The amount of boilerplate needed to make all this work is relatively small, and documented in comments and separate pages on this wiki.
HTML is the web HyperText Markup Language which describes in text form a GUI as a tree of components: windows, controls, etc. HTML is read by browsers and converted to a graphical representation in memory of the DOM which can then be directly manipulated by Javascript code. HTML is typically used for the static elements of a web page or in this case, using electron, a native application.
CSS (Cascading Style Sheets) is the language used to style DOM elements, for example to set sizes, colors, fonts.
This project uses some HTML for GUI construction. Much of the GUI is created dynamically by F# functions and this generally is the preferred method since it allows functional abstraction. However CSS, to style GUI elements, is used and preferred to F#. This makes a fairly clean split between styling (in CSS) and functionality (in F# / HTML). CSS is used with the powerful CSS custom variables. Best practice writing CSS is that a given styling parameter (color, size, etc) is written just once in a CSS file as a value assigned to a variable, which can then be used multiple times. This also makes the F# interface to CSS clean - style changes can be implemented as single variable updates, and separated from knowledge of where they are used.
Since F# can dynamically change the value of these variables, and CSS can itself contain arbitrary arithmetic expressions that include variables, this allows dynamic styling - for example setting the width of a panel based on arbitrary conditions. F# is also used extensively to set and change the CSS classes attached to DOM (document object model, AKA GUI) elements. Thus the F# interaction with the GUI consists of:
- Create/change DOM elements
- Change values of CSS variables
- Add CSS classes to DOM elements
Although it is possible for F# code to manipulate DOM element styles directly this is bad practice. The intent is that as much as possible of the GUI style tweaking and documentation is done in CSS.

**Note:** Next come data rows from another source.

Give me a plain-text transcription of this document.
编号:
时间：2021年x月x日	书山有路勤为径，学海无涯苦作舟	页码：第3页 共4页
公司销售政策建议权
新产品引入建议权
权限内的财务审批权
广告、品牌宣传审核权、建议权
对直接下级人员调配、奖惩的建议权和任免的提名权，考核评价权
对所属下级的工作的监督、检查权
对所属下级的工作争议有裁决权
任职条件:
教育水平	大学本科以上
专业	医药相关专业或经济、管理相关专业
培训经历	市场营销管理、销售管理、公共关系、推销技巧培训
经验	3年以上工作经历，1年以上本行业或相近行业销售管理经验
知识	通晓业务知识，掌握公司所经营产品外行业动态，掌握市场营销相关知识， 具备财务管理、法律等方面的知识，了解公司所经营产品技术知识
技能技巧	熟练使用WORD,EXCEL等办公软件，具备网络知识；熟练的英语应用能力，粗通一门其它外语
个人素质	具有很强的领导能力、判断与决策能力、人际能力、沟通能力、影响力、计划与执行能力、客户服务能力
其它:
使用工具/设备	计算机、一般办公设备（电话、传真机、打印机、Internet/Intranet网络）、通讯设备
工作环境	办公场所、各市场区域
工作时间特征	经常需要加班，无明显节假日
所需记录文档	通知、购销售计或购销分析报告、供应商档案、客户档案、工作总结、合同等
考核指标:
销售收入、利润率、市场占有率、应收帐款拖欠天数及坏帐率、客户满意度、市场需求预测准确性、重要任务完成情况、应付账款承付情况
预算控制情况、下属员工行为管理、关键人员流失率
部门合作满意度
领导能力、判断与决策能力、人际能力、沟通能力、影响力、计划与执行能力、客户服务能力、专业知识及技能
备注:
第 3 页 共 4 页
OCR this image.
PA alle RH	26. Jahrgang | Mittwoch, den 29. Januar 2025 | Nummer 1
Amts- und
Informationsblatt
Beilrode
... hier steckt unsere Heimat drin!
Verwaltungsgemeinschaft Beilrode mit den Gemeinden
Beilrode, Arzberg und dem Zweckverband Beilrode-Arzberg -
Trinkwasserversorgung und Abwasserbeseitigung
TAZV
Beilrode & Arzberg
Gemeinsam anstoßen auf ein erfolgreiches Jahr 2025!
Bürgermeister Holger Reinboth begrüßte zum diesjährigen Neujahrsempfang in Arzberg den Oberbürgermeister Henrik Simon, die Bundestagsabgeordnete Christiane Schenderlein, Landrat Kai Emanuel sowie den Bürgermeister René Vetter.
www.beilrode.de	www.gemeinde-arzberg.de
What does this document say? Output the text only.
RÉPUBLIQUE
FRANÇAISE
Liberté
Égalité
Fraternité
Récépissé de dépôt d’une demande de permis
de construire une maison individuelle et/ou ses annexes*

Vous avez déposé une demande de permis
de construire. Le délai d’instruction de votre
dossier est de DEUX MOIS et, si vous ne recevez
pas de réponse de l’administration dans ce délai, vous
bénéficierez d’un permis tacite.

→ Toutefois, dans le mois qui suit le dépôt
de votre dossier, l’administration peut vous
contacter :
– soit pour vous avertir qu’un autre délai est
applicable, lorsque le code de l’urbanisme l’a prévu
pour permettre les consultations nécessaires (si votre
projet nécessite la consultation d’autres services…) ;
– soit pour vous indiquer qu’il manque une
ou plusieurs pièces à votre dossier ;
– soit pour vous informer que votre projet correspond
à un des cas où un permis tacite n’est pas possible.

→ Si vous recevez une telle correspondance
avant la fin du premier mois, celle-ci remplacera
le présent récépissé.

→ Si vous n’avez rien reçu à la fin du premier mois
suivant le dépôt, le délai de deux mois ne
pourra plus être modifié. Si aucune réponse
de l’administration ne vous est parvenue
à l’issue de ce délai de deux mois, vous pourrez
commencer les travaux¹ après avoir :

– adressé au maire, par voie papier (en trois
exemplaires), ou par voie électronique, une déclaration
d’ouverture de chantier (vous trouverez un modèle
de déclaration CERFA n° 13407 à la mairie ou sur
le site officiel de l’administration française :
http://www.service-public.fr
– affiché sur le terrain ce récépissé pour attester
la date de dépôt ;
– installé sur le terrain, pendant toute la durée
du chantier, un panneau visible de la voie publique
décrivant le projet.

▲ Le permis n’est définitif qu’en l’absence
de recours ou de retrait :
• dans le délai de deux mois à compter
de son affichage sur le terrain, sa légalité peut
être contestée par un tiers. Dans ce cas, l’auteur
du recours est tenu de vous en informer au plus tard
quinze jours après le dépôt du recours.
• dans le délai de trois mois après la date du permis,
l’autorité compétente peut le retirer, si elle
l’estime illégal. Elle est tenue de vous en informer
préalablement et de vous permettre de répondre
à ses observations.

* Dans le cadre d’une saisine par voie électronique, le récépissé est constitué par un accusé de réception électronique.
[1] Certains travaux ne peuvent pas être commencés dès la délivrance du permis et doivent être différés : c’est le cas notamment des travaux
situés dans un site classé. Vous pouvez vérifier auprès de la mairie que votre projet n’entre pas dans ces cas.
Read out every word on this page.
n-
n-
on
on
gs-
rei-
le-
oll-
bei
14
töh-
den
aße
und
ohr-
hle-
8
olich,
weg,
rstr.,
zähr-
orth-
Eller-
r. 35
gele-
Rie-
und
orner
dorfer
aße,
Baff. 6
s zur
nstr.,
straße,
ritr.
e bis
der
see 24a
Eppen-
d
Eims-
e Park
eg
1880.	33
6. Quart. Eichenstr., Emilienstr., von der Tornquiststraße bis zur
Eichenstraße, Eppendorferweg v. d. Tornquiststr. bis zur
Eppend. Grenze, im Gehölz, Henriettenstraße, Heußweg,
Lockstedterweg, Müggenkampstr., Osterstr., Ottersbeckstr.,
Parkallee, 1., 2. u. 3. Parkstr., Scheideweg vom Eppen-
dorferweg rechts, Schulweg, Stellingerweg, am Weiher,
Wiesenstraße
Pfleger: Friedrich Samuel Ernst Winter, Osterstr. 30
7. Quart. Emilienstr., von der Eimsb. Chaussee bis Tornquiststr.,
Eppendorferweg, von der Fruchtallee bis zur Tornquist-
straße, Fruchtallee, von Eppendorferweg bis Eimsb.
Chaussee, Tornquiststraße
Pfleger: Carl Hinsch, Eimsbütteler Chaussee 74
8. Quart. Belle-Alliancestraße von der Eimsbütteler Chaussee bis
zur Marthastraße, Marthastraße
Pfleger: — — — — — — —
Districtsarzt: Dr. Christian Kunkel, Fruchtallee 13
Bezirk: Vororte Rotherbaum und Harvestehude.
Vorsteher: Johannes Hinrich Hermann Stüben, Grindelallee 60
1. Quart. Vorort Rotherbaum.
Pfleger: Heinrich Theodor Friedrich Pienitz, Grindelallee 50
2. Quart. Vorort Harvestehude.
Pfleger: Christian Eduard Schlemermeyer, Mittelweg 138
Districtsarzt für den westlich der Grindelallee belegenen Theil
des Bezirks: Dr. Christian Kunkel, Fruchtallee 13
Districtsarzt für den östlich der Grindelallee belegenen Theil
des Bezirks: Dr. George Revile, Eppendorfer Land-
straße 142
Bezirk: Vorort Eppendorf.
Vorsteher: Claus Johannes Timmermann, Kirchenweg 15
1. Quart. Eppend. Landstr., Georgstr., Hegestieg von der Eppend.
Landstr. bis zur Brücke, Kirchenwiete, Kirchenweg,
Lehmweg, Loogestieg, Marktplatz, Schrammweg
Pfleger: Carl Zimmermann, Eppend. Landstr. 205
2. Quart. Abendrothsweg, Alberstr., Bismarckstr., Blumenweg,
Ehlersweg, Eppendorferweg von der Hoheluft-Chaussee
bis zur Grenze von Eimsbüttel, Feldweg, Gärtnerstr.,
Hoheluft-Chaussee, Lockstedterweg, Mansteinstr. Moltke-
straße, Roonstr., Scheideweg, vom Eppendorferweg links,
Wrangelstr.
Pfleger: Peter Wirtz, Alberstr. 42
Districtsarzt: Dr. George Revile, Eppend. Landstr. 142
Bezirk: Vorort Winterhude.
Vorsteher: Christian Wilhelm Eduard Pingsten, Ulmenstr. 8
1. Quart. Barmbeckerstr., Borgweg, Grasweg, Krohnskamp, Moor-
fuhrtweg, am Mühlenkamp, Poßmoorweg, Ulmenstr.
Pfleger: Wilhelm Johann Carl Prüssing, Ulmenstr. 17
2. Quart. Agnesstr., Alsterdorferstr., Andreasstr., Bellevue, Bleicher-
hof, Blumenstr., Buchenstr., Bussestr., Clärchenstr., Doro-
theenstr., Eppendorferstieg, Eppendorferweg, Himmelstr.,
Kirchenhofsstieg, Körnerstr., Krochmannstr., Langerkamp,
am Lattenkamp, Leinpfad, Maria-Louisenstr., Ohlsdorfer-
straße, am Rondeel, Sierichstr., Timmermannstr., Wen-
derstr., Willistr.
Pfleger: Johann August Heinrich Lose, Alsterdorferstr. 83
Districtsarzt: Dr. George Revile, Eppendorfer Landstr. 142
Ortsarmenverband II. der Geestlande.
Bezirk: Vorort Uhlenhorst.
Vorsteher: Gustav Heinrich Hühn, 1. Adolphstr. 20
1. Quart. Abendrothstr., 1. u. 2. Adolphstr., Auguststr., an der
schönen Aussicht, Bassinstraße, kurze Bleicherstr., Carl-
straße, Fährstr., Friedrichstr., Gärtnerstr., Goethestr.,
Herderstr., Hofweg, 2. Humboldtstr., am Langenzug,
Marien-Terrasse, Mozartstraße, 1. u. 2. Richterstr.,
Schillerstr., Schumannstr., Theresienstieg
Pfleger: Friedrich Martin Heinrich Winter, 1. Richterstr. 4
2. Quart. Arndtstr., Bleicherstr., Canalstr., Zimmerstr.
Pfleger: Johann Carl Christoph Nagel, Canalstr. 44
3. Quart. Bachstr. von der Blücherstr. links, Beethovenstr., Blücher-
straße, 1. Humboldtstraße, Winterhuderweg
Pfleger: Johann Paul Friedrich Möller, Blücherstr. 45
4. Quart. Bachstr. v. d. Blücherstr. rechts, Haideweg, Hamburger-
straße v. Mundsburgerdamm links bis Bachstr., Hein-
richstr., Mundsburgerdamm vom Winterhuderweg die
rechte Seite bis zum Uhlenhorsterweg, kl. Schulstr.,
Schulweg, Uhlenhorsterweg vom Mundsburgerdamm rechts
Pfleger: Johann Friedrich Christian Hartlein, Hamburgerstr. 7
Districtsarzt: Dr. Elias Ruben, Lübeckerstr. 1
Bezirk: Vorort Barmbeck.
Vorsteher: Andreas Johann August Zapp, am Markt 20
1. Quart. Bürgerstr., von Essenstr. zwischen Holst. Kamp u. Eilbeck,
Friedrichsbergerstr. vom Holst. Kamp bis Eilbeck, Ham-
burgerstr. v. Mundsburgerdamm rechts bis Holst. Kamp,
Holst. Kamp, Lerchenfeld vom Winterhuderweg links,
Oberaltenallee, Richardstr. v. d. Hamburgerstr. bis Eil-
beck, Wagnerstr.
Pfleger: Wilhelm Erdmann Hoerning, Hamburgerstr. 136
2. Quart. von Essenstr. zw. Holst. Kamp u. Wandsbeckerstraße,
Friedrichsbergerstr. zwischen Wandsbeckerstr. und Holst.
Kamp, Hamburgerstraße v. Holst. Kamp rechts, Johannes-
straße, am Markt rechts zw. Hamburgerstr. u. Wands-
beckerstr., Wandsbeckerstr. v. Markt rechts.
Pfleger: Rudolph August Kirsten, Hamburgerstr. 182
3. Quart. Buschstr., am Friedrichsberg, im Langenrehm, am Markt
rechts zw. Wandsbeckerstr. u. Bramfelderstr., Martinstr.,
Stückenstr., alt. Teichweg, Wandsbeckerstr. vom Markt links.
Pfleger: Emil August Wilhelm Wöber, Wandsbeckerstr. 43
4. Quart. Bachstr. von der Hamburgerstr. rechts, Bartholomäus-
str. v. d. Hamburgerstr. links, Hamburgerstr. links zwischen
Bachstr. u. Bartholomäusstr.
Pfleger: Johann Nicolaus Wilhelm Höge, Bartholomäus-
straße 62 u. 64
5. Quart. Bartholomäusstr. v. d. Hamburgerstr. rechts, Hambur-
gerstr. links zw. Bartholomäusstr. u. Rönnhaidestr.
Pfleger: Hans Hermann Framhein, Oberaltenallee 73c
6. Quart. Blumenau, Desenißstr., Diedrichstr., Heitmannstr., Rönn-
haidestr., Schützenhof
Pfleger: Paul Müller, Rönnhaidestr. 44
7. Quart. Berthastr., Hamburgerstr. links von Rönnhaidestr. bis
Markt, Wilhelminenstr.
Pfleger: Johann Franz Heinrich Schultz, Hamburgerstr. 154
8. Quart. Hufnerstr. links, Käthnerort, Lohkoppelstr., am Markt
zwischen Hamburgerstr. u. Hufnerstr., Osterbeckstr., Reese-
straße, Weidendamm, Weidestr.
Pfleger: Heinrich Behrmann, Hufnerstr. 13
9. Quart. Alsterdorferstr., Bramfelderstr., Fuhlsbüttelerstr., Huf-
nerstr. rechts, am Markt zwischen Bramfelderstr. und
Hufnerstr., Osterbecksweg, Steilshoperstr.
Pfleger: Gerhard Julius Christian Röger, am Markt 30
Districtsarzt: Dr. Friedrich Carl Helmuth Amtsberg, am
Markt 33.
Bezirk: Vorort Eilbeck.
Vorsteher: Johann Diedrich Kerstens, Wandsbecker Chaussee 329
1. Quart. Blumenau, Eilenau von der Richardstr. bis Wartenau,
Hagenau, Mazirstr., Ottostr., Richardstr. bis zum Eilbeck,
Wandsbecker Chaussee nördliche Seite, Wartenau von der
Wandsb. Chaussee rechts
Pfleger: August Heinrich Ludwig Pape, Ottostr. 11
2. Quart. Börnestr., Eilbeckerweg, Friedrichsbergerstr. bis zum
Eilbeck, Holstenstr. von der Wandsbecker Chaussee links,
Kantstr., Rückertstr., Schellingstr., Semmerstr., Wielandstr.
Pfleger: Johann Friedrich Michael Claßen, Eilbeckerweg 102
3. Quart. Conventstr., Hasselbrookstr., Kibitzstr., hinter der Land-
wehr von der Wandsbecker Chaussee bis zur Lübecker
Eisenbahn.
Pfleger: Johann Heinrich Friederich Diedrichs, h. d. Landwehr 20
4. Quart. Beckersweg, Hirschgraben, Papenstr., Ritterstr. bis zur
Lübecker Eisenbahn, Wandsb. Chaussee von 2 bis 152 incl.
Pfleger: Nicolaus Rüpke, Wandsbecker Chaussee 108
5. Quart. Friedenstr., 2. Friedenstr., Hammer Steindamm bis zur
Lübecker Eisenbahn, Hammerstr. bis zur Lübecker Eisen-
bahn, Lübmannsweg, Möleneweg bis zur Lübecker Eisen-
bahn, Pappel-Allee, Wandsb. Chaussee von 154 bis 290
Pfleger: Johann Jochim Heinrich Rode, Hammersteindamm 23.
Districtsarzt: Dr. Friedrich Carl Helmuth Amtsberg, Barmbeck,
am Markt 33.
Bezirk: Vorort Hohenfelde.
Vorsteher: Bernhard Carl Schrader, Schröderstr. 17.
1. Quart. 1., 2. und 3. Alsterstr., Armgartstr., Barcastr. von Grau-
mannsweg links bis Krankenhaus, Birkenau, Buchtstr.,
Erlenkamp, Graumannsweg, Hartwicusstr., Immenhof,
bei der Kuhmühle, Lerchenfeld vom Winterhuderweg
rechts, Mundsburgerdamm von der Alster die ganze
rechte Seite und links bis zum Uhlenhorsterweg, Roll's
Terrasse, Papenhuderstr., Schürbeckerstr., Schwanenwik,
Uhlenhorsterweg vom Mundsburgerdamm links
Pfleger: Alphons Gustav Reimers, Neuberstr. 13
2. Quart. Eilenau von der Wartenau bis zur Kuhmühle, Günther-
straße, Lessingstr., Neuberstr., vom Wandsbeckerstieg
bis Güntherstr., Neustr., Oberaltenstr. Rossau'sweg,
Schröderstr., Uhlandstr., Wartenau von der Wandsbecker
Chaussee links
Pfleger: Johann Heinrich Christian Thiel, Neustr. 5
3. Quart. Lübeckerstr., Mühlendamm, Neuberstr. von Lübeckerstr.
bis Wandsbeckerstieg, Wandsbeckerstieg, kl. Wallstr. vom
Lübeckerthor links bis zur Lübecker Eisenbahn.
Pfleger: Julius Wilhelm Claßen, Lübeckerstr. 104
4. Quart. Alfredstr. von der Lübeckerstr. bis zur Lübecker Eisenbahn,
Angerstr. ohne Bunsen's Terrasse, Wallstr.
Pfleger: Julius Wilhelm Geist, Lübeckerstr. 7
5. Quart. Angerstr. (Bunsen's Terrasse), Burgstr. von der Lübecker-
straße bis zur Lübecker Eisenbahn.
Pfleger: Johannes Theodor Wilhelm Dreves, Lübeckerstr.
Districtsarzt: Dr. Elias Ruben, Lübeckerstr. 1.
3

Neither HTML nor CSS has great syntax, and a number of non-standard preprocessors have been developed that generate complex HTML or CSS from simpler template files. For this project preprocessors will not be used. CSS with custom variables is quite adequate, and for both CSS and HTML complex functionality can be written in F#. Still, the choice not to use a CSS preprocessor such as LESS is marginal and given a larger GUI this would maybe be worthwhile because it would help to maintain a split between styling and functionality. Adding LESS to the project technology chain would be easy - it is available as a node package.
Since all compilation and build is done automatically based on file changes an IDE is needed to provide intelligent editing with compiler error messages before building. Both Visual Studio and Visual Studio Code do an excellent job here, and both are now cross-platform. Visual Studio has slightly nicer syntax highlighting (because it is fully semantically aware) whereas Visual Studio Code is lighter weight and has some other nice features. Use whichever you prefer, and try both to see.
The Monaco programmer's editor component is one of the (many) Javascript programmer's editors. It is probably the most sophisticated with best feature set. Monaco is not that well documented, with self-generated API documentation from the code and not much else. However it comes with web-based interactive try-it example playground that can easily be modified so once you have got started it is pretty efficient. Also it is both stable and very well maintained. This project uses quite a bit of Monaco functionality and explains what it uses.